For the college admission process, the colleges are effectively the males and the applicants are the females. The reason is somewhat convoluted, but it is mainly that applicants don't get rejected after each application. Applicants have to apply to all colleges at one time, then the colleges can accept and reject students on their own time.

Early decision applications I think give more bargaining power to applicants. It would be even better if every school had several early decision dates. That way students could apply early decision to their top school, then if they get rejected apply for 2nd early decision at their 2nd school and so on. I think this would make applicants the males in the marriage problem and thus get more advantageous matches.

Alcibiades writes:

Agreed mwhitehe,
The more early decision(s) the better. As it is now, everyone applies everywhere. That means more apps to send out for students, and more to read for colleges. Early decision (or multiple early decisions) save a lot of wasted effort on both ends.

John Thacker writes:

"Thus early decision is binding."

Actually, Harvard has (or had) what is called "early action" instead of early decision. Early action is non-binding on the student, unlike early decision, which is binding on the student.

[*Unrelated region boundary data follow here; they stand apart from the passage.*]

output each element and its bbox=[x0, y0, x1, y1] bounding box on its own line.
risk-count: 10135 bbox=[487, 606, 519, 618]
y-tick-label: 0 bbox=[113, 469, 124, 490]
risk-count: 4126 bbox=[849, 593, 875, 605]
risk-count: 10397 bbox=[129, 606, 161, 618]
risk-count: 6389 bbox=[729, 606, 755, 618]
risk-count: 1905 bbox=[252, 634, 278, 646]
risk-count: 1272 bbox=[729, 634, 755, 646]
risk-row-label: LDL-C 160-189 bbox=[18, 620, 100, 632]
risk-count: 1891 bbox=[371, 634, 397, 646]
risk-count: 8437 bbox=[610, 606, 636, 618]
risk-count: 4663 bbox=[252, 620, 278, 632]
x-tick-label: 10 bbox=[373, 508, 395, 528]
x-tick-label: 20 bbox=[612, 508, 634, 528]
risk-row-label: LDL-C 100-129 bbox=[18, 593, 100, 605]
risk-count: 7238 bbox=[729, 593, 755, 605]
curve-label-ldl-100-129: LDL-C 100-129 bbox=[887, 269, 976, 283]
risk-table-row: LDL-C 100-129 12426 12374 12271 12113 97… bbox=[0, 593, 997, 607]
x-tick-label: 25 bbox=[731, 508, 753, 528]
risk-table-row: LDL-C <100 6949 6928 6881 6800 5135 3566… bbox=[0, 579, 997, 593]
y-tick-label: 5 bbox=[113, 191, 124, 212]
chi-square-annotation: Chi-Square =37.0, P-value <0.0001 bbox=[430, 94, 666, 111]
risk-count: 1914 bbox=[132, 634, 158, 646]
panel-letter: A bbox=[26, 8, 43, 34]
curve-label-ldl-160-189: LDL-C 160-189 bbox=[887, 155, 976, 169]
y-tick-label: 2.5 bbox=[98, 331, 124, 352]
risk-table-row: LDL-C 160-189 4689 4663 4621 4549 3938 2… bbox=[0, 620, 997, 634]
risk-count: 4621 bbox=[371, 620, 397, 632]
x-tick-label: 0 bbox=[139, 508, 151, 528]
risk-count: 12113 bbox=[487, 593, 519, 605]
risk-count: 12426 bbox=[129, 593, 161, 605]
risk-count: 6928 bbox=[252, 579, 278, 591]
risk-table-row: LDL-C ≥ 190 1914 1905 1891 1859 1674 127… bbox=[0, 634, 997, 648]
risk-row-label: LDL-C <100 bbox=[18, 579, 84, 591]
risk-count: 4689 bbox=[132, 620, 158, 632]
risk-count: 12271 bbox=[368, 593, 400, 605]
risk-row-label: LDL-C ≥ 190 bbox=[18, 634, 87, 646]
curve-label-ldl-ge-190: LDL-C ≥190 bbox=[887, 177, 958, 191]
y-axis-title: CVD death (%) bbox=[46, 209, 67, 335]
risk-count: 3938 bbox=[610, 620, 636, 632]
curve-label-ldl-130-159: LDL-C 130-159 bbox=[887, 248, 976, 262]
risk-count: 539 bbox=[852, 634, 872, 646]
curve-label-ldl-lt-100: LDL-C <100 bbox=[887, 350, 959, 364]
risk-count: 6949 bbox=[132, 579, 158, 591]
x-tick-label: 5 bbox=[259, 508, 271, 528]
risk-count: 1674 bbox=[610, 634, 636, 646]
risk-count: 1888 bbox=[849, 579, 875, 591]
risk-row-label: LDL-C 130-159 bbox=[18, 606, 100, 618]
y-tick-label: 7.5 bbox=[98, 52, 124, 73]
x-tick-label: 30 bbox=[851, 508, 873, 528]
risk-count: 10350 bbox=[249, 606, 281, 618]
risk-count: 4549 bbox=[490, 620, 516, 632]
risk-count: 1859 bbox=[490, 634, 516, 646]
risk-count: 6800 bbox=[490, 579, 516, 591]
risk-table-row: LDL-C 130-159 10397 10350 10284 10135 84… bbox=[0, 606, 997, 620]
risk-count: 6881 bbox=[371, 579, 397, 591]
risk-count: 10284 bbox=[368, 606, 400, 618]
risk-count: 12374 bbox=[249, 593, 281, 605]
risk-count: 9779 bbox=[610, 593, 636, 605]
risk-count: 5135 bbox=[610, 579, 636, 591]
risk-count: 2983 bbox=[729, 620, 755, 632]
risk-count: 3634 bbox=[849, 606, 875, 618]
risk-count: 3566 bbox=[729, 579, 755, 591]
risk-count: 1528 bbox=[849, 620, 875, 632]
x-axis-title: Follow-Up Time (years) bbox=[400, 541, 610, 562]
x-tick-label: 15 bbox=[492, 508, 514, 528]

Most universities have early decision, but several of the most elite schools have early action instead. (Presumably the lower ranking schools are more concerned about getting commitments from students who might otherwise choose Harvard in the spring.)

nwhitehe writes:

John Thacker-
You're right, I didn't notice that distinction the first time. In the context of the marriage problem, early action strictly helps students because it involves the school committing sooner without requiring the student to commit. So for Harvard the motivation for eliminating it is obvious: they end up with the students they want more often with the program eliminated.

Robert Tsai writes:

The National Residency Match Program already provides us with a system to study what happens in the absence of early decision and early action. It matches up medical school graduates with residency programs. Basically, all candidates interview wherever they can interview. Then all candidates submit a ranked list of their desired residency programs to the NMRP, and all residency programs submit a ranked list of their desired candidates to the NMRP. The NMRP runs a computer algorithm to ostensibly come up with a mutually best-fit allocation of residents to residency programs.

One problem with a direct comparison is that residents are older than college students and usually have many more factors to influence their choice of where to go (spouses, family, etc.).

Robert Tsai writes:

(And yes, each year on "Match Day", the blogosphere and the press are full of articles on the agony of residents waiting to hear about where they will spend the next 3 to 7 years of their life.)